# Downloading needed CMIP6 data on one model's output :

## Purpose of the notebook

This notebook aims at retrieving the wget script to download the needed CMIP6 variables for the **piClim-control** experiment and the **r1i1p1f1** variant for the **IPSL-CM6A-LR** model. It uses the *esgf-pyclient* library : https://esgf-pyclient.readthedocs.io/en/latest/index.html.

Feel free to share, use and improve the following code according to the provided license on the repository.

## Initialization 

### Set environment parameters

We set this parameter in order to avoid the display of needless and impactless errors regarding the *facets* variable.

In [143]:
# ================ SET ENVIRONMENT PARAMETERS ================ #

### NO FACETS WARNING ###

%env ESGF_PYCLIENT_NO_FACETS_STAR_WARNING = 42



### Importations

In [144]:
# ================ IMPORTATIONS ================ #

from pyesgf.search import SearchConnection  # the query package of pyesgf for cmip6 data

import os  # to handle path's management

import pandas as pd  # to store the urls under a table format

from tqdm import tqdm  # to make cool progress bars

import tempfile  # to make a temporary file

import subprocess  # to run the wget code from python

import random # to generate the name of our downloading scripts

### Custom exceptions for error clarity 

In [145]:
# ================ DEFINING OUR OWN EXCEPTIONS TO BE RAISED ================ #

class InputPathError(ValueError):
    ''' Raise when the parent path ends with a '/' or the child path starts with a '/' '''

### Set the paths for where the saving and downloading folder will be created

These user defined paths are essential to make the program know **where it will create its download folder** and also **where the downloaded folders will be moved in the end**. 

In [146]:
# ================ SAVING PATH ================ #

### DEFINE WHERE TO MOVE THE FILES AT THE END ###

save_dir = "/data/lgiboni/downloaded-cmip6-datadir-example/"

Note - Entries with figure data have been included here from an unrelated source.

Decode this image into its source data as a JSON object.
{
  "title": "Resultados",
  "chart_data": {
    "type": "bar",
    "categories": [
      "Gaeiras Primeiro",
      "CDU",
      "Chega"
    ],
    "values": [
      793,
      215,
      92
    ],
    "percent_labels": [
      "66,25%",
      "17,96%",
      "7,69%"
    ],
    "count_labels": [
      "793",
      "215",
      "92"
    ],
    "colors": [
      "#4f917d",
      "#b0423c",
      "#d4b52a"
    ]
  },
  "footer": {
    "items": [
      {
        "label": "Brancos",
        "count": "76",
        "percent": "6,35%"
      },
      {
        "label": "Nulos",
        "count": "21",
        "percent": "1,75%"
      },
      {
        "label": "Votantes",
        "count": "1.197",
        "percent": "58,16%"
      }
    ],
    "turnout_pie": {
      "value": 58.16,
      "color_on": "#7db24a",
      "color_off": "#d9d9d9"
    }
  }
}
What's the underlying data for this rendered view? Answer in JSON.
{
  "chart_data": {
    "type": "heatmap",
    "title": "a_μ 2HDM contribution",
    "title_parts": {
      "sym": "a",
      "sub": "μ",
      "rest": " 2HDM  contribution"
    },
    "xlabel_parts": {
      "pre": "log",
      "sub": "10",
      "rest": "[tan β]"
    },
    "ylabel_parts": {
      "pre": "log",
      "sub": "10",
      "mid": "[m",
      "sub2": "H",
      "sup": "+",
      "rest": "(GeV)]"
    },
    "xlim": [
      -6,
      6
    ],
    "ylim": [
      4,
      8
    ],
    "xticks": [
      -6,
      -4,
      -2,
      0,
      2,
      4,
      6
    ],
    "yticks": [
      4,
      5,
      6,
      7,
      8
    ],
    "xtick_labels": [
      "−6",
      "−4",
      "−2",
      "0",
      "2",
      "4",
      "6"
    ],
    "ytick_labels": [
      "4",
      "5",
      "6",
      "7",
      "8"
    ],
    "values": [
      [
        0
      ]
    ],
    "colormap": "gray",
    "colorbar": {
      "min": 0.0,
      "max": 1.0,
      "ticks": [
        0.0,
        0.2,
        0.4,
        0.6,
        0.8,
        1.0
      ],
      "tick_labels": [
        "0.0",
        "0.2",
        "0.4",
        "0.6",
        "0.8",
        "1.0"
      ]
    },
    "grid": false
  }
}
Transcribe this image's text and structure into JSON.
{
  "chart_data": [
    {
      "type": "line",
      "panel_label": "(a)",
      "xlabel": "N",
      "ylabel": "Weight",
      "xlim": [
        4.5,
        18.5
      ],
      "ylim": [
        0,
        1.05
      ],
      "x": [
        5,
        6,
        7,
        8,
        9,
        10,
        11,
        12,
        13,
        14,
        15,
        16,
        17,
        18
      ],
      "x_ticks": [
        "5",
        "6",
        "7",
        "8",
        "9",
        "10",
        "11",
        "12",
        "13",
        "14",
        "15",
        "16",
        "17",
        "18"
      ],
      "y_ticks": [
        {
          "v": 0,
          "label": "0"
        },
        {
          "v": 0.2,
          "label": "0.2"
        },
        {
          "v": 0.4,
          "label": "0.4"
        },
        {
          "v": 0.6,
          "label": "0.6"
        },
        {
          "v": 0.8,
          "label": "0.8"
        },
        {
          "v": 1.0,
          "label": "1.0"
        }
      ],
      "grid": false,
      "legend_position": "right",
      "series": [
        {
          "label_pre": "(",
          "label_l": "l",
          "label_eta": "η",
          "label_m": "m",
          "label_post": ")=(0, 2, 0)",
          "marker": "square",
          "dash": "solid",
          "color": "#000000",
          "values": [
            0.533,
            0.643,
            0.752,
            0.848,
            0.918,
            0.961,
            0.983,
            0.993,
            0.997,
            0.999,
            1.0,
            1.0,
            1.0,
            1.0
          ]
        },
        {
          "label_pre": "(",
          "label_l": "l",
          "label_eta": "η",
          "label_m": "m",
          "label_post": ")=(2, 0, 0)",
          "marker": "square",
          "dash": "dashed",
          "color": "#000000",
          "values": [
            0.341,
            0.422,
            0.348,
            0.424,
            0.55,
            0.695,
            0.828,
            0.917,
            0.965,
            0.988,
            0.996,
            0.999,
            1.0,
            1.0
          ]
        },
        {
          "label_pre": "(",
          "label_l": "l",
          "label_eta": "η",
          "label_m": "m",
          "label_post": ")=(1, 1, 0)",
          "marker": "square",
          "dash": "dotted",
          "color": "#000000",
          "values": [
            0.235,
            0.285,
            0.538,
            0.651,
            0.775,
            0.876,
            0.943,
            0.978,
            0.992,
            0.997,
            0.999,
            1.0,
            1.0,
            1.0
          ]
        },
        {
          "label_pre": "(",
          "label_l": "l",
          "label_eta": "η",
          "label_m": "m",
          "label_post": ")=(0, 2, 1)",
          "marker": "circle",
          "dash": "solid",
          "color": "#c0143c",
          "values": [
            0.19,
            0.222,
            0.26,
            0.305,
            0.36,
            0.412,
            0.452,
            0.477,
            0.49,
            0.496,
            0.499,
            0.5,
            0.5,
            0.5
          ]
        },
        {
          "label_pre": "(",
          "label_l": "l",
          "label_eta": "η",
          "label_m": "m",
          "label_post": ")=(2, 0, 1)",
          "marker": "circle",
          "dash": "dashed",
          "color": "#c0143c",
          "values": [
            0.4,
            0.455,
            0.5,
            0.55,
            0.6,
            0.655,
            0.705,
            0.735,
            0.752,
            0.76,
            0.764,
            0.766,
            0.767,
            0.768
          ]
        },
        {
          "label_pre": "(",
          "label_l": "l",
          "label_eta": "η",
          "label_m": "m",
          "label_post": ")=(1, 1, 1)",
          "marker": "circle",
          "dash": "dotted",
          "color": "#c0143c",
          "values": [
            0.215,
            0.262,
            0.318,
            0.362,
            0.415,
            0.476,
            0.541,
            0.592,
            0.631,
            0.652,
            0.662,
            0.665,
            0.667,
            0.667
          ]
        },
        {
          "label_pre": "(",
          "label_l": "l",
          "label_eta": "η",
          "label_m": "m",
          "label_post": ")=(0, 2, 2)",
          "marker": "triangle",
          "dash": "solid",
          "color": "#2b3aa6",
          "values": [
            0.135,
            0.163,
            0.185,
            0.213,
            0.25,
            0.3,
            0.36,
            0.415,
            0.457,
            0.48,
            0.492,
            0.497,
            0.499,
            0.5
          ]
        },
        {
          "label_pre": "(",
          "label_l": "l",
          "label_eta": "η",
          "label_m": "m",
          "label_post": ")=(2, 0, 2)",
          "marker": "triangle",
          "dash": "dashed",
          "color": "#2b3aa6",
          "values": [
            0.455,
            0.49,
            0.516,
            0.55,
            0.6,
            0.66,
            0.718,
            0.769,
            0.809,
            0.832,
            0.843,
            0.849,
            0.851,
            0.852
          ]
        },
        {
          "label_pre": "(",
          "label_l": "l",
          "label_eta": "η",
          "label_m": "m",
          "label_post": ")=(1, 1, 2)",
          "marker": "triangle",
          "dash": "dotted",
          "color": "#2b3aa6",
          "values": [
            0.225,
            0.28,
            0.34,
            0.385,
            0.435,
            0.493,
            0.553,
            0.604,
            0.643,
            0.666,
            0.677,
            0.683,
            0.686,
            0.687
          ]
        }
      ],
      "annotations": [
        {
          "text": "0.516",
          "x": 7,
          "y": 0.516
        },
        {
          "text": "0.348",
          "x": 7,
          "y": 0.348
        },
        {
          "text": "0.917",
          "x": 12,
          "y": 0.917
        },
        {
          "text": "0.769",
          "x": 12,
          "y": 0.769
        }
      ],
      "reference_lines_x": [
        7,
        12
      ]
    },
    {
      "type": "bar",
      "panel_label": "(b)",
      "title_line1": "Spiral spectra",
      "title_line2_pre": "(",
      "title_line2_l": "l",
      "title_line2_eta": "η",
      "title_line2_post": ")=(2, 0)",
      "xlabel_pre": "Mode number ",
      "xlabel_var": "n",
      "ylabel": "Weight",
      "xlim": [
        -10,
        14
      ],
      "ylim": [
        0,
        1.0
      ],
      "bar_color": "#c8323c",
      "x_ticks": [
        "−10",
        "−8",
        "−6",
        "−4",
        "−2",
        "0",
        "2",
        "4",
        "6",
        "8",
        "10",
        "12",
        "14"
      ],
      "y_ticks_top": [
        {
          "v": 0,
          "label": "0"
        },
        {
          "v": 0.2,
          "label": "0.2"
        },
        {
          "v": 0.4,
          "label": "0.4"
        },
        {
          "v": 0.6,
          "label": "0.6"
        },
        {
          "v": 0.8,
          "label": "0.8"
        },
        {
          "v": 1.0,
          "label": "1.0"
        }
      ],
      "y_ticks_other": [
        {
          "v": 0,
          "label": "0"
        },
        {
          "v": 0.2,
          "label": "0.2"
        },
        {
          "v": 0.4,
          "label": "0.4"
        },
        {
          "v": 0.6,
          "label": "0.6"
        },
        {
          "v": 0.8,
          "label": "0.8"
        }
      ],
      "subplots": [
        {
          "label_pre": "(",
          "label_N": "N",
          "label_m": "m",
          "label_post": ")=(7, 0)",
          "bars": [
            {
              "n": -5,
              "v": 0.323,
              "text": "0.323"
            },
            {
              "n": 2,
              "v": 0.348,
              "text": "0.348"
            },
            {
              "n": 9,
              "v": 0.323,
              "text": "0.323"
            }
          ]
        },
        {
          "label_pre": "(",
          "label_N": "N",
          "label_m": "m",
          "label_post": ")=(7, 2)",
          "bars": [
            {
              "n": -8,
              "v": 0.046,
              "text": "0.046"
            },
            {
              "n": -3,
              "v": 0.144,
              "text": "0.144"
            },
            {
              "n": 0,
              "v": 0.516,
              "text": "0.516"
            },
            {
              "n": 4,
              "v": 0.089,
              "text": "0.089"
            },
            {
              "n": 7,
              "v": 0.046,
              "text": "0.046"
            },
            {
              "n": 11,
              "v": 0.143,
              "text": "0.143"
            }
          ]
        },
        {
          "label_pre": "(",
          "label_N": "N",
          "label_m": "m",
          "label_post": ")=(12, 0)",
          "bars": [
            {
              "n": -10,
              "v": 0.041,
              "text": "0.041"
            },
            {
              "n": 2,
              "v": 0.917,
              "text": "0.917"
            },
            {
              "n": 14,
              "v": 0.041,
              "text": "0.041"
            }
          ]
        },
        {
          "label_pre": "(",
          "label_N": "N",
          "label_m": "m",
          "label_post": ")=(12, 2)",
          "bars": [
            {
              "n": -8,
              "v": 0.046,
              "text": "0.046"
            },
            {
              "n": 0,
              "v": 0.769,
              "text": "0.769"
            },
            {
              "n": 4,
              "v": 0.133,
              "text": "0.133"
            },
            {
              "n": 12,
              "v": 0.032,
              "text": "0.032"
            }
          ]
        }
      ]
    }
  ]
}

### WHERE ARE WE PUTTING THE TEMPORARY DOWNLOADING FOLDERS ###

where_download_dir = "/scratchu/lgiboni/CMIP6_DATA"

### Global criterias for the data research

In [147]:
# ================ COMMON SEARCH CRITERIAS FOR OUR ANALYSIS ================ #

### CMIP6 DATA ###

project = ["CMIP6"]

### MONTHLY FREQUENCY ###

frequency = ["mon"]

### VARIABLE TO SEARCH FOR ###

variables = [
    "clt",
    "rsdt",
    "rsut",
    "rsutcs",
    "rsds",
    "rsus",
    "rsdscs",
    "rsuscs",
    "rlut",
    "rlutcs",
    "rlds",
    "rlus",
]

## Function definitions :

### create_dir : creates the directories we need for the downloading part 

In [148]:
def create_dir(parent_dir : str, to_be_created_dir : str) :

    """
    ### DEFINITION

    This function creates the directories we need for the downloading part calling bash routines.
    WARNING : This wont work if you put your '/' wildly. At the end of a given path there should be not '/'.
    
    ### INPUTS 

    PARENT_DIR : STR | parent directory of the to be created directory : it must exist or an error will be sent
    
    TO_BE_CREATED_DIR : STR | the directory that is to be created : it can be a folder or a path. 
    if it's a path, several folders and subfolders will be created.

    ### OUTPUT

    FULL_PATH : STR | the full path of the folders and maybe subfolders created.
    """

    ### WE DEFINE THE FULL PATH ###

    ## We try to define the full_path variable ##
    
    # We check that at the end of parent_dir there is no '/' #

    try :

        # If the end of parent_dir there is '/' we raise an error #
        
        if parent_dir[-1] == '/' :

            raise InputPathError

        elif to_be_created_dir[0] == '/' :

            raise InputPathError

        else :

            full_path = parent_dir + "/" + to_be_created_dir
            
    except InputPathError as error :

        raise InputPathError("neither parent_dir variable should end with a '/' nor to_be_created_dir variable start with a '/'")
        
    ### WE TRY TO MAKE THE FOLDER ###
    
    ## We try to make the folder but it will raise an error if parent_dir is wrong ##
    
    try : 
    
        ## We first check if to_be_created_dir already exists or not ##
    
        # If it exists : we remove it #
        
        if os.path.isdir(full_path) :
    
            # We run the rm -rf command from python to erase the folder and its content #
    
            subprocess.run(
            "rm -rf {}".format(full_path), shell=True, check=True
        )
            print("Pre-existing folder at {} removed".format(full_path))
        
        ## We run the mkdir command from python to make the folder ##
            
        subprocess.run(
            "mkdir  -p {}".format(full_path), shell=True, check=True  # -p option allows for simultaneous folder and subfolder creation
        )
    
        print("New folder at {} created".format(full_path))
    
    ## An error was caught : where_download_dir does not exist ##
    
    except FileNotFoundError as error:
    
        print("The where_download_dir variable is wrong, such a path does not exists" + " : " + parent_dir + "\n")
    
        raise 

    return full_path

## Search for one model's output : example for the piClim-control experiment

We look for the defined variables for the **IPSL-CM6A-LR** model for the **r1i1p1f1** variant. 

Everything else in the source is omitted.